以前真是小看喬晚這爹了,怎麽就這麽不要臉呢!
“陛下,雖然微臣被騙,可微臣還是能替她做主,將這部分糧食都捐獻出來,以解燃眉之急!”
“不錯!不錯!”
“喬大人真是好魄力!”
裴瑾年拍著手,緩緩走到喬舒逸麵前。
每一步都像是踩在了他的心尖上。
他要做什麽?三殿下這表情怎麽像是要吃了自己一樣?
難道他知道喬晚的傷?
可是下人來報喬晚不是在白神醫府上?
恐懼占據了他的心,眼神無處安置。
“殿下何意?微臣不明白。”
裴瑾年邪魅一笑。
“不明白?”
“是揣著明白裝糊塗吧!”
他微微彎下腰,用一根手指抵在喬舒逸左肩。
“就是這裏,喬晚被你刺傷,差點兒死了!”
“你說她目無父母?”
“殘害親生女兒,你就配為人父了?”
“母親更是不用提,她生母早就故去了!”
“宮宴上,在場大人都看得明白,你們夫妻二人,還有你那個小女兒,哪次不是誣陷不足,卻自食惡果?”
孫臏再也忍不住,自己明明見喬晚多好的姑娘,怎麽她爹就是不喜她呢!
竟然還動手?
“陛下,前日賞花宴,喬晚所作詩詞首首都是經典!這等才情的女子,放眼整個大金國,也難出一二!”

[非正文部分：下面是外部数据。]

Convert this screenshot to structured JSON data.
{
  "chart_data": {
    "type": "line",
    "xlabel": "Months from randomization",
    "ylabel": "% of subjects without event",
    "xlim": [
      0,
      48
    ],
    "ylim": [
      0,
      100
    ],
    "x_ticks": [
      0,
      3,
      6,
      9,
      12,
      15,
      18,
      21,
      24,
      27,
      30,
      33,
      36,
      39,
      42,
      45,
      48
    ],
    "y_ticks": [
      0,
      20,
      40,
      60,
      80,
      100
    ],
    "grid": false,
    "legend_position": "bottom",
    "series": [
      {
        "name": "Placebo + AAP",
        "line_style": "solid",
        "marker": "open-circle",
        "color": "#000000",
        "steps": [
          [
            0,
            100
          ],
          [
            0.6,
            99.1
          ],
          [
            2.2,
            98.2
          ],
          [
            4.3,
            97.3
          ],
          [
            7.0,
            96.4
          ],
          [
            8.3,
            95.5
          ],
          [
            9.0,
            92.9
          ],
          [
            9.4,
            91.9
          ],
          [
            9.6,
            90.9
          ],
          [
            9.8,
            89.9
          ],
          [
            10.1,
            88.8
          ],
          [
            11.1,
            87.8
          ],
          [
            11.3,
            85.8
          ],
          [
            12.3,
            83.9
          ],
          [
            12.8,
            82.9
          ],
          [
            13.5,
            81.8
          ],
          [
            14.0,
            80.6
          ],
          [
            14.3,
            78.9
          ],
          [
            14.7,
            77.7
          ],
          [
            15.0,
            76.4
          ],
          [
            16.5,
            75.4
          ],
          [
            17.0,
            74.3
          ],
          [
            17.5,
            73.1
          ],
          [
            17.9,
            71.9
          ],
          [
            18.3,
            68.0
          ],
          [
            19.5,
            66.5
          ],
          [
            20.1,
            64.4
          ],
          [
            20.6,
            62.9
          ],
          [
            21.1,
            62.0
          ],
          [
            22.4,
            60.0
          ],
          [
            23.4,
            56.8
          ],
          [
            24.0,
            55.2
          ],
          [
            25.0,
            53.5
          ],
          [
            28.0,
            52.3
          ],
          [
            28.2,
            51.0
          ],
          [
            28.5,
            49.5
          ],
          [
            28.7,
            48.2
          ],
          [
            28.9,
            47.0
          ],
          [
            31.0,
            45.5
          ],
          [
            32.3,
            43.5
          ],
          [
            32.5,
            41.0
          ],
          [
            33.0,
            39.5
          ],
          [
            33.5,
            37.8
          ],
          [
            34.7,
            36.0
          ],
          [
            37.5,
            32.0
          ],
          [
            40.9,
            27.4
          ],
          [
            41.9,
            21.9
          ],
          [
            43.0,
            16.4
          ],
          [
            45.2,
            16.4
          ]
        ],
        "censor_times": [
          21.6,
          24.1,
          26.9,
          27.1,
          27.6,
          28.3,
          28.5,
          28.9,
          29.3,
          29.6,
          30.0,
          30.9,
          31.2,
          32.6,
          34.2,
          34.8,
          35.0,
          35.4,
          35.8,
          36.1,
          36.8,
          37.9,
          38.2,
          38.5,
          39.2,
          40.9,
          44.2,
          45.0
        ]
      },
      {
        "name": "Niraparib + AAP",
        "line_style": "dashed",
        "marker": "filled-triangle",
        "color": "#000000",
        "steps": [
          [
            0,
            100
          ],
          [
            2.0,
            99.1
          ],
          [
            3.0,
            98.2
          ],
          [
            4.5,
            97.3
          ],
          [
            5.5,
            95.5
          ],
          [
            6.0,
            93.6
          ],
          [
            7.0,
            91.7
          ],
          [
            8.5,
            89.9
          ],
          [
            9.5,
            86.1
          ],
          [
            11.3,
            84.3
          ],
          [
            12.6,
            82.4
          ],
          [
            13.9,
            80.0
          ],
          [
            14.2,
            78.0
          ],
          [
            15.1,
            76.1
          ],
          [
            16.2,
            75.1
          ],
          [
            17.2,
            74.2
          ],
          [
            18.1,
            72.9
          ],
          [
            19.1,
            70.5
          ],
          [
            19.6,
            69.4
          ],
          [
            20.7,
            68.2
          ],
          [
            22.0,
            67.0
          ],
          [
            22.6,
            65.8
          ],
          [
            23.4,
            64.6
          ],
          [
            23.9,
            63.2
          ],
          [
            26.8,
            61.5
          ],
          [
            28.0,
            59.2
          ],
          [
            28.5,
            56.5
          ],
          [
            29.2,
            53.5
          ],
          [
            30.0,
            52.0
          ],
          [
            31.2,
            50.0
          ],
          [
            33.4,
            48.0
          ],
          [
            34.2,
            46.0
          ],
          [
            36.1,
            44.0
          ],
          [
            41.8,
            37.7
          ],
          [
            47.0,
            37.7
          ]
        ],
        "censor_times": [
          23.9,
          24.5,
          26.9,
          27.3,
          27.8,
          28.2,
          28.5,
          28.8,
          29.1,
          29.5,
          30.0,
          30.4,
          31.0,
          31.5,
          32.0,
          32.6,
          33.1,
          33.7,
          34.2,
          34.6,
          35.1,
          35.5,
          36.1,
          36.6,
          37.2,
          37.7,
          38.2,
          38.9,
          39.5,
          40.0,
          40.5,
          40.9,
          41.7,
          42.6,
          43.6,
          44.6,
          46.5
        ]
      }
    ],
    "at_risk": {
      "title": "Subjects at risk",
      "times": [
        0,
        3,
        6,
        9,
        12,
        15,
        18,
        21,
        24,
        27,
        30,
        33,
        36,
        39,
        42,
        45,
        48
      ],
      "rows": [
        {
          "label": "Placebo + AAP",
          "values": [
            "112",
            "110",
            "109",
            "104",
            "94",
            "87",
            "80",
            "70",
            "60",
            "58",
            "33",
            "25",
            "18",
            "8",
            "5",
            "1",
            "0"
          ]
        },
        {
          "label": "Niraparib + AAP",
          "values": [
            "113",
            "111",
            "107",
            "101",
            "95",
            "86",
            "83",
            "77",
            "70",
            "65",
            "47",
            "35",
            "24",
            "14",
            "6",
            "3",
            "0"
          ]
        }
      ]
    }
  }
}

“能做出-粉身碎骨渾不怕,要留清白在人間-的人,怎會是一個不忠不孝之人!”
眾大人當日多數在場,都是親眼見證喬晚七步成詩的證人。
“陛下,微臣雖然不懂詩詞,但那句-願得此身長報國,何須生入玉門關-卻是記憶猶新”
“真是令人聞之振奮!”
鎮遠將軍佘雲舟雙眸透著激動,每每朗誦這句詞,都有一種衝鋒陷陣的快意!
劉玉溪嘴角忍不住上揚,那日他公務在身,沒在場。